Bei einem Besuch in der litauischen Hauptstadt Vilnius im Juni hatte Pistorius dem Begehren der dort politisch Verantwortlichen überraschend nachgegeben und die Pläne seither energisch vorangetrieben. Kurz vor Weihnachten flog der Minister Litauen erneut an, und zwar mit einer „Roadmap“ im Gepäck. Demnach soll die Brigade bis 2027 einsatzbereit sein. Zu dem Zweck soll umfangreiche Infrastruktur in Rudninkai nahe der Hauptstadt Vilnius sowie in Rukla bei Kaunas entstehen. An beiden Militärstandorten sollen Kasernen und Wohnunterkünfte nach deutschen Erfordernissen gebaut werden. Litauens Sicherheitslage zwischen der russischen Exklave Kaliningrad und Belarus ist prekär, die reguläre Armee des Landes sehr klein.
Allerdings hatten sowohl der Vorsitzende des Deutschen Bundeswehrverbandes, André Wüstner, als auch die Vorsitzende des Verteidigungsausschusses im Bundestag, Marie-Agnes Strack-Zimmermann (FDP), bereits im Juni Zweifel an dem Vorhaben geäußert. So ist ungewiss, ob sich bei der Bundeswehr überhaupt 5000 Freiwillige für den Ortswechsel finden. Die Fragen nach Material und Finanzierung sind ebenfalls offen.
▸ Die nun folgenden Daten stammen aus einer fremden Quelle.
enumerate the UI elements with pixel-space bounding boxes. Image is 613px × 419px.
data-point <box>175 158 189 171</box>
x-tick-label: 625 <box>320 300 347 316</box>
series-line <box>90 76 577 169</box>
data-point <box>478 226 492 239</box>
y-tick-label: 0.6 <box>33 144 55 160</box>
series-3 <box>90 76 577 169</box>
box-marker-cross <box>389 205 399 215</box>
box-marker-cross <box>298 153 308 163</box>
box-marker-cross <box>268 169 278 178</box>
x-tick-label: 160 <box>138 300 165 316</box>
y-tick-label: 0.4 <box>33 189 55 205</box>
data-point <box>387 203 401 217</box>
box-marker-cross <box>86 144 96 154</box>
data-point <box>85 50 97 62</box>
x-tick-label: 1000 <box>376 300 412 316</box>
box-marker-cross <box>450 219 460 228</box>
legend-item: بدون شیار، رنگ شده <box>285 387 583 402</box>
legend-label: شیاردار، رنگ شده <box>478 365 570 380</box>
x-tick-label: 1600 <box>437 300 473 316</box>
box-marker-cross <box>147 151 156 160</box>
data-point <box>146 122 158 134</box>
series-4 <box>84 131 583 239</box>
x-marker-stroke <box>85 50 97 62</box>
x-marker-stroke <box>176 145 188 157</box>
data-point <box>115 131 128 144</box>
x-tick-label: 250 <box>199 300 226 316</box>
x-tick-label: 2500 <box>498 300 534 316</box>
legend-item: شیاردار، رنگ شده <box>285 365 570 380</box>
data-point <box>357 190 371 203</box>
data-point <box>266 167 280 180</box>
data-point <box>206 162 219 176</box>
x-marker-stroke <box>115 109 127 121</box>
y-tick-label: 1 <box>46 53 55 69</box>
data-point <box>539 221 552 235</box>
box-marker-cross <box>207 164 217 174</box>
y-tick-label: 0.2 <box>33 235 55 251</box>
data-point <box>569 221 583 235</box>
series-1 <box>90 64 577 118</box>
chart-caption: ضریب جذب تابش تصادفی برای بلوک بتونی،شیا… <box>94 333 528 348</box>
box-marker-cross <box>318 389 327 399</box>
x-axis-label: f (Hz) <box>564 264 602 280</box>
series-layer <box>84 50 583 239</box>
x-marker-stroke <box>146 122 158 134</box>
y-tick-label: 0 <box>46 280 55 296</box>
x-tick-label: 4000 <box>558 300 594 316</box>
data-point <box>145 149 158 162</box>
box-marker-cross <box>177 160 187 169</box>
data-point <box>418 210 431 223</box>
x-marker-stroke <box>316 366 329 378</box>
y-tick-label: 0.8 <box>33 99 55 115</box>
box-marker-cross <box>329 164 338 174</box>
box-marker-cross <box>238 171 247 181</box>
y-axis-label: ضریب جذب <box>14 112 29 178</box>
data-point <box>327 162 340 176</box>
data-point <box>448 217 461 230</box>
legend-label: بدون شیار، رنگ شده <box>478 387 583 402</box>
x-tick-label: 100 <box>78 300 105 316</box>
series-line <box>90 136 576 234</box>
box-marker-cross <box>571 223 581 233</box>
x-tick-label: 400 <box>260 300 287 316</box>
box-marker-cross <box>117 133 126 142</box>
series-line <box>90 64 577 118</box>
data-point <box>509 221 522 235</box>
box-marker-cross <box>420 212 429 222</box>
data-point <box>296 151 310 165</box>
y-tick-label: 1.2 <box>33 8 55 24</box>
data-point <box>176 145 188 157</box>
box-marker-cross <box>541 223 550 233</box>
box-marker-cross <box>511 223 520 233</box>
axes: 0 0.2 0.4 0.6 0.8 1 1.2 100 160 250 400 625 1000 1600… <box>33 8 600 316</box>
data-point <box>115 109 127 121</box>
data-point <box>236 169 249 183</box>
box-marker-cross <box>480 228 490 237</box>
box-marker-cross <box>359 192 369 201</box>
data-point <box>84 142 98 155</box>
Da setzt Mais an. An Generalinspekteur Carsten Breuer schrieb er laut Nachrichtenmagazin „Der Spiegel“, ohne milliardenschwere Investitionen drohe eine Schwächung der heimischen Verbände. Das Heer sei über alle Materialkategorien – „von A wie Artilleriegeschütz bis Z wie Zeltbahn“ – nur zu 60 Prozent ausgestattet. Die Aufstellung eines neuen Großverbandes ohne zusätzliche Investitionen werde diese Quote auf 55 Prozent sinken lassen. Und bisher tauche die Litauen-Brigade in den Kostenaufstellungen des Ministeriums für die kommenden Jahre gar nicht auf.
Zuletzt hatte der Verteidigungsminister überdies Unmut in den eigenen Reihen erregt, als er wiederholt anmahnte, Deutschland und die Bundeswehr müssten „kriegstüchtig“ werden. Daran nahm etwa der Vorsitzende der SPD-Bundestagsfraktion, Rolf Mützenich, Anstoß.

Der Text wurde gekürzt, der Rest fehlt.